My friend just bought a just bought a honda civic hatchback that was used in street racing and he want to know if there are any hub motors made that are powerful enough to put on both of his back wheels to act as a boost when he's racing and just to get him to the grocery store in ev mode? If this were possible is it a good idea?


----------



## PaulS (Sep 11, 2012)

There are hub motors that are powerful enough to act as a "boost" for racing and to get him to and from the local store on battery power.
They are expensive and difficult to find. If your friend has more money than he can spend and the time and knowledge or more money to hire someone to build the EV system then it is a project that might be considered possible but I doubt it could be considered a good idea. 
The motors at the rear wheels will be a source of drag when they are not powered. This would slow him down at the very least. Adding an electric motor to a car designed for gas engine operation (with the engine in it) makes for poor performance. With the engine compartment full of engine and heat you will have to find someplace for the batteries and controller - like the trunk - which means there is no need to go to the store because you have no place for the groceries now. As far as racing is concerned I have never seen a successful race car that had the weight of two electric motors, a battery pack and a controller added to it. Getting any added acceleration out of it will be difficult just due to the weight increase. I doubt that the electric motors will make up for the weight.


----------



## Bowser330 (Jun 15, 2008)

Inframan said:


> My friend just bought a just bought a honda civic hatchback that was used in street racing and he want to know if there are any hub motors made that are powerful enough to put on both of his back wheels to act as a boost when he's racing and just to get him to the grocery store in ev mode?

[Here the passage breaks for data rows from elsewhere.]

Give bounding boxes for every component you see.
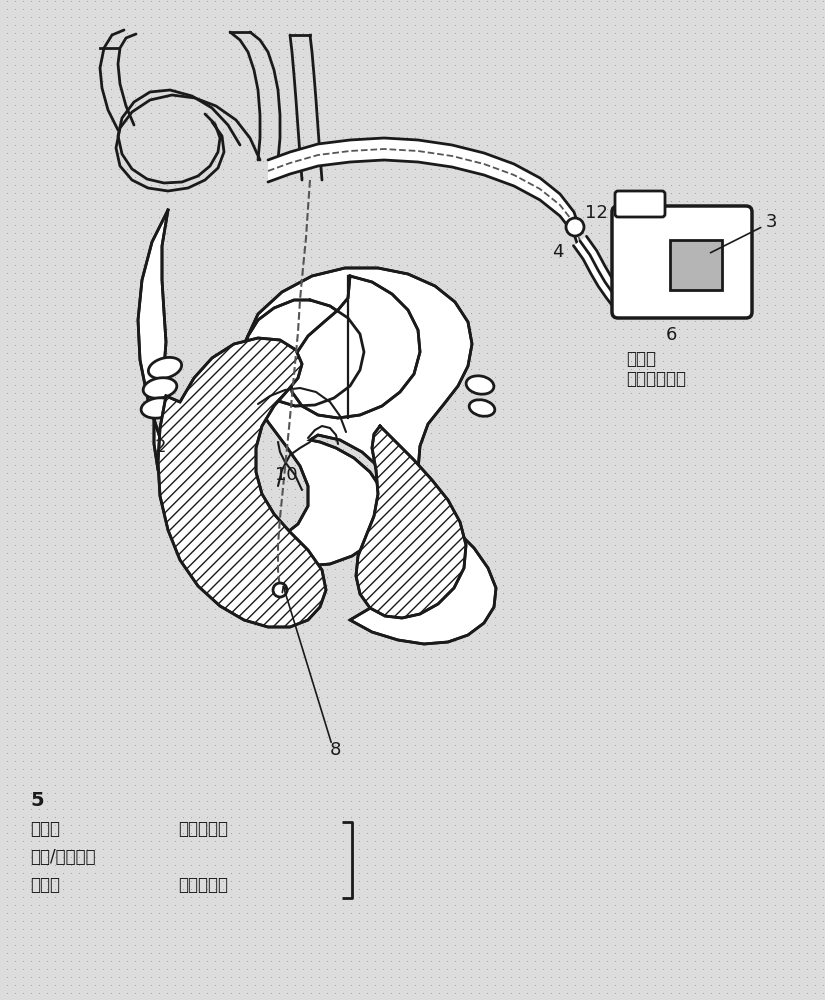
Ellipse shape: [144, 378, 177, 398]
Circle shape: [273, 583, 287, 597]
Polygon shape: [138, 210, 496, 644]
Text: 10: 10: [275, 466, 298, 484]
Polygon shape: [573, 236, 629, 314]
Ellipse shape: [141, 398, 175, 418]
Ellipse shape: [148, 357, 182, 379]
Text: 8: 8: [330, 741, 342, 759]
Text: 检测器: 检测器: [30, 876, 60, 894]
Polygon shape: [268, 138, 580, 252]
FancyBboxPatch shape: [612, 206, 752, 318]
Text: 5: 5: [30, 791, 44, 810]
Ellipse shape: [469, 400, 495, 416]
Polygon shape: [158, 338, 326, 627]
Text: 3: 3: [710, 213, 777, 253]
Text: 处理器: 处理器: [626, 350, 656, 368]
Bar: [670, 240, 722, 290]
Text: 传感器: 传感器: [30, 820, 60, 838]
Text: 6: 6: [666, 326, 677, 344]
Text: 运动/身体活动: 运动/身体活动: [30, 848, 96, 866]
Polygon shape: [244, 300, 364, 406]
FancyBboxPatch shape: [615, 191, 665, 217]
Text: 4: 4: [552, 243, 563, 261]
Circle shape: [566, 218, 584, 236]
Ellipse shape: [466, 376, 494, 394]
Polygon shape: [356, 426, 466, 618]
Text: （可选的）: （可选的）: [178, 820, 228, 838]
Text: 12: 12: [585, 204, 608, 222]
Text: 2: 2: [155, 438, 167, 456]
Polygon shape: [290, 276, 420, 418]
Text: 远程监测装置: 远程监测装置: [626, 370, 686, 388]
Text: （可选的）: （可选的）: [178, 876, 228, 894]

If this were possible is it a good idea?


There aren't a lot of hub motors out there for the DIY'er.....although, http://www.enertrac.net/ they make hub motors that can do 30kw peak output...60kw on the pack wheels would be a nice little burst to have, they do weigh 60lbs each so that's 120lbs of weight plus they are 1300$ each and the controller for each is 1000$, so total price comes too $4,600. not to mention the cost involved with incorporating them into the honda civic wheel/rim. They are rated to support 400lbs of weight so they would struggle to propel the 2800lbs civic on their own, but for nice little burst while moving they should work....

Another option would be implant another FWD drive line into the rear of the car to the rear wheels, so you have the same transmission and half hafts going to the wheels, just no steering rack. Connect an electric motor to the transmission and connect the shifter/clutch cables to make both transmission shift at the same time. If your friend were to use a warp9 and soliton1, he could have a 270ftlb boost from 0-4000rpm (depending on voltage) Warp9 1800$ + Soliton1 3000$ = 4,800$, a lot more fabrication required, but more performance as well.


----------